多分今の状態を「老後」というんだろう。ということはどこかから前は「老前」、つまり老いる前だったのだろう。
老いてしまうというのはどういう事をいうのかわからないんだけれど、確実に以前に比べたら、体は衰えてきていて、二の腕はすっかりたるみ、干からびたような皮が被っているし、寝起きは、「よっこいしょ」といいながら周りのなにかにつかまって立ち上がるようになってきている。
しかし、これはいつから始まったんだろう。多分そうでなかったときが「老前」だったのだろう。

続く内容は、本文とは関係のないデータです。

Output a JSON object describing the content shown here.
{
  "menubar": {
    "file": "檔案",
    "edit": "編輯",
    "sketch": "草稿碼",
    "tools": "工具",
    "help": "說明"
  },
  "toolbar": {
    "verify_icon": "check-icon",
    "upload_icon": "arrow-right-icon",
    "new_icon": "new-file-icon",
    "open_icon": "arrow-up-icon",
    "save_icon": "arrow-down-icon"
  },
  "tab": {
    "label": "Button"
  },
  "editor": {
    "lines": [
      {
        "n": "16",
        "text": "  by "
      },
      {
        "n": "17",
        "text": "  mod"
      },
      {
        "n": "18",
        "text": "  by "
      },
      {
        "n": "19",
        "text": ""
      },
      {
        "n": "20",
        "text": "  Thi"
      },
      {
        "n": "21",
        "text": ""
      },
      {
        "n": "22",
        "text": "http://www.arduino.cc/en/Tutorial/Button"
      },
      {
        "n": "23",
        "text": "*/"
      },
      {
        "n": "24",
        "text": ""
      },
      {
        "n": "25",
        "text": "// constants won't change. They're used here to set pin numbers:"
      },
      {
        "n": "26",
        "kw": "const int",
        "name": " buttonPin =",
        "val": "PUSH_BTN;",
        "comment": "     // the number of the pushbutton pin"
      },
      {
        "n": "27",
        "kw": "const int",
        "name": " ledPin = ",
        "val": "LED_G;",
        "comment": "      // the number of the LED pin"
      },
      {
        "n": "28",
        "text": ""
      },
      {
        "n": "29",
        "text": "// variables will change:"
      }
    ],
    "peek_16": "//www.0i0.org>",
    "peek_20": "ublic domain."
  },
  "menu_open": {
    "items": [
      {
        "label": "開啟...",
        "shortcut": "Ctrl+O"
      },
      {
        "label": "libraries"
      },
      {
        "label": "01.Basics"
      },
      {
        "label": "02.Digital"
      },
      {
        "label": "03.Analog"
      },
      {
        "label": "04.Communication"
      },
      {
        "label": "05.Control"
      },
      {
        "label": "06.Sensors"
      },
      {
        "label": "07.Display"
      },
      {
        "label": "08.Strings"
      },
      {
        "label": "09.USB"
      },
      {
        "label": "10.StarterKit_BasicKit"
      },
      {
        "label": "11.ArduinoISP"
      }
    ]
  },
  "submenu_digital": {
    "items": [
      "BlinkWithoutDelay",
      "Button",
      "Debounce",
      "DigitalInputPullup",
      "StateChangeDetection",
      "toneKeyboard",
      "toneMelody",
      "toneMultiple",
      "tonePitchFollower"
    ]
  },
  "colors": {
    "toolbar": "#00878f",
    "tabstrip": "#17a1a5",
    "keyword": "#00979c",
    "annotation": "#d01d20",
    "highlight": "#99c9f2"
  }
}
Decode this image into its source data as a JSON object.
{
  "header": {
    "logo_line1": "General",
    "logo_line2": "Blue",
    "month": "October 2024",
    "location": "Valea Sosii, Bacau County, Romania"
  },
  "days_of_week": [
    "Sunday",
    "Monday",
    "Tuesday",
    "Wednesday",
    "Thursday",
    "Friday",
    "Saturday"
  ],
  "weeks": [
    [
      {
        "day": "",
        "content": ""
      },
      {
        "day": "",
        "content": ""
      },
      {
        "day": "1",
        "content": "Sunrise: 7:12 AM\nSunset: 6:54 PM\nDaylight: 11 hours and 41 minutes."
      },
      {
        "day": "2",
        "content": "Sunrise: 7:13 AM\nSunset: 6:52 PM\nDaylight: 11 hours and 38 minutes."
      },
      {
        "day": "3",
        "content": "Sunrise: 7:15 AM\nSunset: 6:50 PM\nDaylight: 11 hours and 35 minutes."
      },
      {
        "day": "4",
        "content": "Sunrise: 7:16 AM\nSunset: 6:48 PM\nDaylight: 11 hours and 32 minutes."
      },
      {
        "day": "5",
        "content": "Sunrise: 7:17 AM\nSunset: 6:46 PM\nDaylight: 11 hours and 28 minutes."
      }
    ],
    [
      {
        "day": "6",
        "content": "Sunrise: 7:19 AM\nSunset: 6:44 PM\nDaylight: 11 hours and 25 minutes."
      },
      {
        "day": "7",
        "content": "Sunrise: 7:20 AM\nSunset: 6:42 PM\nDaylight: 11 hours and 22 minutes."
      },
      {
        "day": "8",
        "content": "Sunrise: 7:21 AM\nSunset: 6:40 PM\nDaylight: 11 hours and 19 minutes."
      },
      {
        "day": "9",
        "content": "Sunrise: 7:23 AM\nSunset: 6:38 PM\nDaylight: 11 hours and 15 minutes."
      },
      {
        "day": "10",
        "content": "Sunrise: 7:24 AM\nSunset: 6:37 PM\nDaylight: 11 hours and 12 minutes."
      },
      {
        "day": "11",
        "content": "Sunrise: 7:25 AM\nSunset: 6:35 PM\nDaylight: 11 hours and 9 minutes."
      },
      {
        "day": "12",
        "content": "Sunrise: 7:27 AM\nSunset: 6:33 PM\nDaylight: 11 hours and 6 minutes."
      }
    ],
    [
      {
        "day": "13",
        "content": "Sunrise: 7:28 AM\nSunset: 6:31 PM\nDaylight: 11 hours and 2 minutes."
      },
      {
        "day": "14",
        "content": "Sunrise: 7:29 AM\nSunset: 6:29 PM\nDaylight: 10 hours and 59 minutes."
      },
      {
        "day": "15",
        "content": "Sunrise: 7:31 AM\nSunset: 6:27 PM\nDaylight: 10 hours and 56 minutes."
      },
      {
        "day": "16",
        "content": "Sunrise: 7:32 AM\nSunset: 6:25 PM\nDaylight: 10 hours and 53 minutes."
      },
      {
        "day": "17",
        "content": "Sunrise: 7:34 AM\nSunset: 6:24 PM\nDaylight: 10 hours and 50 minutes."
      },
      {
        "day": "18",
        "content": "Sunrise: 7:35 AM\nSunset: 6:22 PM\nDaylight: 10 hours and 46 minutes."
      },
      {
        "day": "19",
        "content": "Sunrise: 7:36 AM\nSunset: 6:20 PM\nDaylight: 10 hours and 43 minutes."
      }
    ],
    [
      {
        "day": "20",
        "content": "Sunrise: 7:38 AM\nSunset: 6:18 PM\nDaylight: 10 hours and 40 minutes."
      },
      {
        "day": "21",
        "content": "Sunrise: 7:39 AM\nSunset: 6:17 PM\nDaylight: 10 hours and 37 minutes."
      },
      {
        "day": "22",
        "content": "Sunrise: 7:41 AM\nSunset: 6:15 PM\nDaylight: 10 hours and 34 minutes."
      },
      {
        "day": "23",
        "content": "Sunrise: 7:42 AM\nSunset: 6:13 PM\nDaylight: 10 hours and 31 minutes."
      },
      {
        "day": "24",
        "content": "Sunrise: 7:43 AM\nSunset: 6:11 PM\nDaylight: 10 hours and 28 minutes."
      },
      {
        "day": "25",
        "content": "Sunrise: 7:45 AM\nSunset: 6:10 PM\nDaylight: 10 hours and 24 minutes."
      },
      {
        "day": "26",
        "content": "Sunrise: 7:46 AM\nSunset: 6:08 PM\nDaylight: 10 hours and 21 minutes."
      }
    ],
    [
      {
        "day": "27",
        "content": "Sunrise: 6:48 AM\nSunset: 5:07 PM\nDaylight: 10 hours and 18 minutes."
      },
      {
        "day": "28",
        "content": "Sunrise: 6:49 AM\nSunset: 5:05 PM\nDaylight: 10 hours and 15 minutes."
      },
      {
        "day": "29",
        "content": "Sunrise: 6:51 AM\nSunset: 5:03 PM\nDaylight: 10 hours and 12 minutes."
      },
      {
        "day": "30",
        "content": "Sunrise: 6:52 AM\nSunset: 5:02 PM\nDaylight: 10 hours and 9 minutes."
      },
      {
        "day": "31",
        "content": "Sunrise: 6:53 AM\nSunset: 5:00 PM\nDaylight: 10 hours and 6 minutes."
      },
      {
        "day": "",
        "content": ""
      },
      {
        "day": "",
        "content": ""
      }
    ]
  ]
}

小学校1年生の冬だったかに、母親の実家の曾祖母さんが死んでその葬式にいった覚えがある。その曾祖母さんの名前も知らないけれど、享年88歳と聞いたことは覚えている。腰の曲がった杖をついている怖い顔をしたお婆さんだった。多分当時彼女は私がどこの子どもなのかはわかっていなかったんじゃないかと思う。横浜から岡山まで寝台列車の(多分瀬戸)の寝台に母親と二人して寝た記憶がある。おふくろはさぞかし寝にくかったんだろう。あの曾祖母さんの「老前」は想像がつかない。
永六輔と遠藤やす子が聴取者(近頃はリスナーというらしい)から送られてきた葉書を読む番組が、ラジオ東京で1967年1月2日から2013年9月27日まで放送されていた。当初はがき代は7円だったので、「七円の唄 だれかとどこかで」といっていた。1967年1月というと、私はまさに大学受験背水の陣だったわけで、余裕を持って聞いていたわけではないし、記憶にない。しかし、いつだったかもう全く思い出せないけれど、この番組か、「土曜ワイドラジオTOKYO」だったかにはがきを書いたことがあって、ちゃんと永六輔のはがきが返ってきて、驚いた。あの人は本当に返事をガンガン書いていた。だから私は永六輔のサインを知っている。
ところで私は朝日出版社が朝日新聞と関係がないことを知らなかった。今回オウナー経営者が死去したことによってその相続問題から相続者が会社を売り飛ばし、全経営者を全員解任し、労組と対立することが明らかになって、知ったくらいだ。